Use SageMaker from the deep learning desktop
The deep learning desktop is preconfigured to use SageMaker. To get started with SageMaker examples in a JupyterLab notebook, launch the following Bash commands in a desktop terminal:
mkdir ~/git
cd ~/git
git clone https://github.com/aws/amazon-sagemaker-examples.git
jupyter-lab
This will start a ‘jupyter-lab’ notebook server in the terminal, and open a tab in your web browser. You can explore any of the SageMaker example notebooks. We recommend starting with the example Distributed Training of Mask-RCNN in SageMaker using Amazon EFS found at the following path in the cloned repository:
advanced_functionality/distributed_tensorflow_mask_rcnn/mask-rcnn-scriptmode-efs.ipynb
The preceding SageMaker example requires you to specify a subnet and a security group. Use the preconfigured OS environment variables as follows:
security_group_ids = [ os.environ['desktop_sg_id'] ]
subnets = [ os.environ['desktop_subnet_id' ] ]

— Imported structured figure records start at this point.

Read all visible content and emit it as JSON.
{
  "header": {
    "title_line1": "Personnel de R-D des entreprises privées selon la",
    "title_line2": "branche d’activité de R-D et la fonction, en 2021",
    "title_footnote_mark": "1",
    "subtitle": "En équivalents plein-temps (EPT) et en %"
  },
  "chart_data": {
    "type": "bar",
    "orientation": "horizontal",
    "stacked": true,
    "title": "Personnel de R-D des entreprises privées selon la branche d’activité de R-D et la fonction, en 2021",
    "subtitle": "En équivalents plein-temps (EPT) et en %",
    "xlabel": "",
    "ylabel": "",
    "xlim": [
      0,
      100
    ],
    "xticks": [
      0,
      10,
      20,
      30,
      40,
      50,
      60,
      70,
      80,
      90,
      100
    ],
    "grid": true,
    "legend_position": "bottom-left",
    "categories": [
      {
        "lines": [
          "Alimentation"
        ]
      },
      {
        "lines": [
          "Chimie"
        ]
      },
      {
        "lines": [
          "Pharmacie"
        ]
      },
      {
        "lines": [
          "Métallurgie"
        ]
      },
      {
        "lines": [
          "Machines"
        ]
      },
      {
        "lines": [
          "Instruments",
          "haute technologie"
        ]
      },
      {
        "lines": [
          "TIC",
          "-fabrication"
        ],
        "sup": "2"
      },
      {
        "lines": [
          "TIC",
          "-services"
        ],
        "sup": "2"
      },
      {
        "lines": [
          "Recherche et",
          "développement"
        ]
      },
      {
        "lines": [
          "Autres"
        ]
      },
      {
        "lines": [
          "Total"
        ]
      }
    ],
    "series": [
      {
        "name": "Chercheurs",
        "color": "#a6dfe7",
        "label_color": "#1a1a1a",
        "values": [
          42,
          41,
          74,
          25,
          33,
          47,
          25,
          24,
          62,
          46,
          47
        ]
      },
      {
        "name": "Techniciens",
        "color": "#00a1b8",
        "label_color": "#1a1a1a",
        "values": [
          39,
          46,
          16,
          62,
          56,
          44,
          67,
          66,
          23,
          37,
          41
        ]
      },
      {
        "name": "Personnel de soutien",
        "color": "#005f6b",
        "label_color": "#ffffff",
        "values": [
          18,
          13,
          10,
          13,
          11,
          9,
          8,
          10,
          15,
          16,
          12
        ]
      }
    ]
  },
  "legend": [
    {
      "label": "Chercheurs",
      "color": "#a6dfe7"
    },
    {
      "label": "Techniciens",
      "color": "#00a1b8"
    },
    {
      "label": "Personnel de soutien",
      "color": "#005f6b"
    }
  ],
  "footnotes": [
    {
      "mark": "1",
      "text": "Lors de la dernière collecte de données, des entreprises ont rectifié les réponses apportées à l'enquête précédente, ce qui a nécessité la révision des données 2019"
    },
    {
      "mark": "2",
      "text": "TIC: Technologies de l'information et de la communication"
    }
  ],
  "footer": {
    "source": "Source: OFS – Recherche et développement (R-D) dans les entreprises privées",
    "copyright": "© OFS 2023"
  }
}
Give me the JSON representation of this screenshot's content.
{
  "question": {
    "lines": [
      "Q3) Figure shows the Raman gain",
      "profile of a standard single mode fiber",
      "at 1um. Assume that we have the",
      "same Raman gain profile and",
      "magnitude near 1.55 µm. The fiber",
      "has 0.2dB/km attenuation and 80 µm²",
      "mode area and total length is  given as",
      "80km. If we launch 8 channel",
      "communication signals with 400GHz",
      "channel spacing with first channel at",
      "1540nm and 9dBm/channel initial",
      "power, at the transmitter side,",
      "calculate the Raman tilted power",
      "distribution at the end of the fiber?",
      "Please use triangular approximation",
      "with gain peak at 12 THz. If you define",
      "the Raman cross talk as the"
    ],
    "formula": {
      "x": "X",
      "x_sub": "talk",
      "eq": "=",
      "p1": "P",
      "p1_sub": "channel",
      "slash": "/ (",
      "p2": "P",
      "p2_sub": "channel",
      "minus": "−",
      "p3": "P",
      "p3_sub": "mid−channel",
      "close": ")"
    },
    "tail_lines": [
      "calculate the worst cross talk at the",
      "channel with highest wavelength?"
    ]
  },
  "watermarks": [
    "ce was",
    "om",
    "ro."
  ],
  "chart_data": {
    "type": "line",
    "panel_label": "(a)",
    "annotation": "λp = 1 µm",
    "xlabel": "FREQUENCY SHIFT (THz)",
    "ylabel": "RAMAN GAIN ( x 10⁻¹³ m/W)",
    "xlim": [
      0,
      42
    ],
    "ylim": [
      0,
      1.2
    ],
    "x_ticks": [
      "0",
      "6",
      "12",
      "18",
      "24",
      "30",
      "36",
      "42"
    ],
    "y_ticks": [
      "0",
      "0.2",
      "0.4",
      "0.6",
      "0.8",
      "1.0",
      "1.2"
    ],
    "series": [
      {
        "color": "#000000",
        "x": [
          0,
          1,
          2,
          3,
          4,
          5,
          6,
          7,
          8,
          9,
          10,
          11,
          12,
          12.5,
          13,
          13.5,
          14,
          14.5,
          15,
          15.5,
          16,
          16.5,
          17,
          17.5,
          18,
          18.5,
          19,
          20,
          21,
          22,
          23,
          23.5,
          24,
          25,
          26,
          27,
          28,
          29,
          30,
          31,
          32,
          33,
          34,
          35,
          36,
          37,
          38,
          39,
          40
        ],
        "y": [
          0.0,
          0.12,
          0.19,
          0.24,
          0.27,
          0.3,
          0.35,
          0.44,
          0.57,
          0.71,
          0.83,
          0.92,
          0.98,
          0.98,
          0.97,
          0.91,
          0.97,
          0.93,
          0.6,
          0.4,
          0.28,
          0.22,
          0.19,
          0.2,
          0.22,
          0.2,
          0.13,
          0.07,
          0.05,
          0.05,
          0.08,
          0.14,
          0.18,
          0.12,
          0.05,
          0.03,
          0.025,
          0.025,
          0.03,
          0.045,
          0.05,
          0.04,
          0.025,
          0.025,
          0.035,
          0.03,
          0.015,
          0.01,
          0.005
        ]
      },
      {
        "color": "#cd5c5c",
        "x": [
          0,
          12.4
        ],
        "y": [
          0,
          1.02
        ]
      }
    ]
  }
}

Stopping and restarting the desktop
You may safely reboot, stop, and restart the desktop instance at any time. The desktop will automatically mount the Amazon EFS at restart.
Clean Up
When you no longer need the deep learning desktop, you may delete the CloudFormation stack from the CloudFormation console. Deleting the stack will shut down the desktop instance, and delete the root Amazon EBS volume attached to the desktop. The Amazon EFS is not automatically deleted when you delete the stack.
Conclusion
In this post, we showed how to launch a desktop pre-configured with the popular machine learning frameworks for research and development of deep learning neural networks. NICE-DCV was used for high performance visualization related to deep learning. AWS storage services were used for highly scalable access to deep learning data. Finally, Amazon SageMaker was used for the distributed training of deep learning data.